Le modèle suisse est très différent :
- Le groupe de suiviOFROU("Begleitgruppe"): convoqué par l'Office fédéral des routes quelques semaines après l'entrée en vigueur de l'ordonnance sur la conduite automatisée. Les ingénieurs cantonaux, la police et les experts fédéraux échangent leurs expériences sur les routes, examinent les demandes d'autorisation et intègrent les informations locales dans les premières directives de sécurité nationales en cours d'élaboration avec le Conseil de prévention des accidents (BFU).
- Groupe de travail sur le processus de demande: un groupe de travail de 25 membres dirigé par l'SAAM et CertX. Sa mission : convertir le texte juridique en un formulaire de demande harmonisé que tout opérateur peut utiliser. Le groupe s'attaque d'abord aux cas d'utilisation les plus complexes (véhicules de niveau 4 sans conducteur) et élabore des modèles pour la sécurité, la cybersécurité et la supervision à distance.
Röthlisberger a résumé la formule :
"La Suisse est un champion mondial des initiatives ascendantes. La coopération entre l'industrie, le gouvernement, la politique, la société et les opérateurs de transport public est forte ici, et nous devons la protéger".
Conclusion
La Suisse n'a pas besoin de réinventer sa culture de la mobilité pour bénéficier des véhicules autonomes, elle doit l'étendre.
Le pays valorise déjà la sécurité, la ponctualité et la coopération public-privé ; ces mêmes valeurs peuvent orienter la prochaine vague d'innovation dans le domaine des transports. Un règlement fédéral clair (OAD), un pragmatisme au niveau cantonal et un état d'esprit fondé sur des expériences pilotes réelles créent les conditions nécessaires pour tester avec audace tout en agissant de manière responsable. Les premières données montrent que les flottes sans conducteur peuvent réduire le nombre d'accidents et les coûts d'exploitation et combler le fossé entre le rail, le bus et la voiture particulière, à condition que les régulateurs, les opérateurs et les chercheurs continuent d'apprendre ensemble et tiennent le public informé.

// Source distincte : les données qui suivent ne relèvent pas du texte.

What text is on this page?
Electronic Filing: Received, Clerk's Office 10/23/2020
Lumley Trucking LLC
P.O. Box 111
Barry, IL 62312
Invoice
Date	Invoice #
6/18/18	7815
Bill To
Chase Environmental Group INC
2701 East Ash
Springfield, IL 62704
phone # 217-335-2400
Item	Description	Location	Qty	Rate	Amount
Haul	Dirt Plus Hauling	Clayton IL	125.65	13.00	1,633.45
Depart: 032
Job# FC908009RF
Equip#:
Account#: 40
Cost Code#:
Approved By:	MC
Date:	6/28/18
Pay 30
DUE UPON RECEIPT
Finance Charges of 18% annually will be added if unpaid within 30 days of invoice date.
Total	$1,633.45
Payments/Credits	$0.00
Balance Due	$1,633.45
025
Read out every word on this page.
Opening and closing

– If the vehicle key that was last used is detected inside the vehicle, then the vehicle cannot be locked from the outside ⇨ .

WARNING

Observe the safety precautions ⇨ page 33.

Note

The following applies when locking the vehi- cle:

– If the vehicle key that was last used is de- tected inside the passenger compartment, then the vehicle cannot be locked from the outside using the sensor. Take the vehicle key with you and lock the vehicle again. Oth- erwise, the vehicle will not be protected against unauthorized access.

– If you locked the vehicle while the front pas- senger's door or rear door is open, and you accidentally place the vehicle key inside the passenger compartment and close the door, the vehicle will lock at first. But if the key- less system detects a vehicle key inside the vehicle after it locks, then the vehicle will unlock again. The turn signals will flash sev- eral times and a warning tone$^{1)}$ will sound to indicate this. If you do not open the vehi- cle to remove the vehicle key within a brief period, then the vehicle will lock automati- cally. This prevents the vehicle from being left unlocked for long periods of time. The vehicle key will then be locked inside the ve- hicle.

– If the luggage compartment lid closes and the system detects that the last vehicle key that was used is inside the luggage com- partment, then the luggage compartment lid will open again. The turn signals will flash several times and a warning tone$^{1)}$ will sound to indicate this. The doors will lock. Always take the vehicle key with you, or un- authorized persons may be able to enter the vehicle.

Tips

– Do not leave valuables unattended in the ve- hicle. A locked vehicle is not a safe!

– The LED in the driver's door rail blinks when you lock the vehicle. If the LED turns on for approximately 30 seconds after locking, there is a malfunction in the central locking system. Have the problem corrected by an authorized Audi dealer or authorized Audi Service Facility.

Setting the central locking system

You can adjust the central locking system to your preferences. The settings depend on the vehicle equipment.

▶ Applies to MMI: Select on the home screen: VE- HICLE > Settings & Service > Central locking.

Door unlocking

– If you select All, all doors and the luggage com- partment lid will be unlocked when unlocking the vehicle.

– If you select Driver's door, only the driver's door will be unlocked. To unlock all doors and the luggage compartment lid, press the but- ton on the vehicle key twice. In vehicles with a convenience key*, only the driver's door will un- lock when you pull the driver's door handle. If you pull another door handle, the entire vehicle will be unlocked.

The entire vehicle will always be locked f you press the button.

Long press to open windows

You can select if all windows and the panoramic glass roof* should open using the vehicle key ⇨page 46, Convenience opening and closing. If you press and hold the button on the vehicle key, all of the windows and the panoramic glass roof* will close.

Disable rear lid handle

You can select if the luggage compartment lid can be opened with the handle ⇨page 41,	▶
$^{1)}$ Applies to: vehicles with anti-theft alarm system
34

Il s'agit donc moins de faire la course pour "être le premier" que d'apporter une valeur publique mesurable : moins de blessures, moins de subventions et des trajets porte-à-porte plus fluides. Si la Suisse peut démontrer ces gains à grande échelle, elle atteindra non seulement ses propres objectifs en matière de mobilité, mais elle offrira également un modèle éprouvé à d'autres pays. Le mandat de l'SAAMest de maintenir tous les acteurs de la mobilité dans la même conversation et de sauvegarder le plus grand atout de la Suisse : notre approche collaborative unique.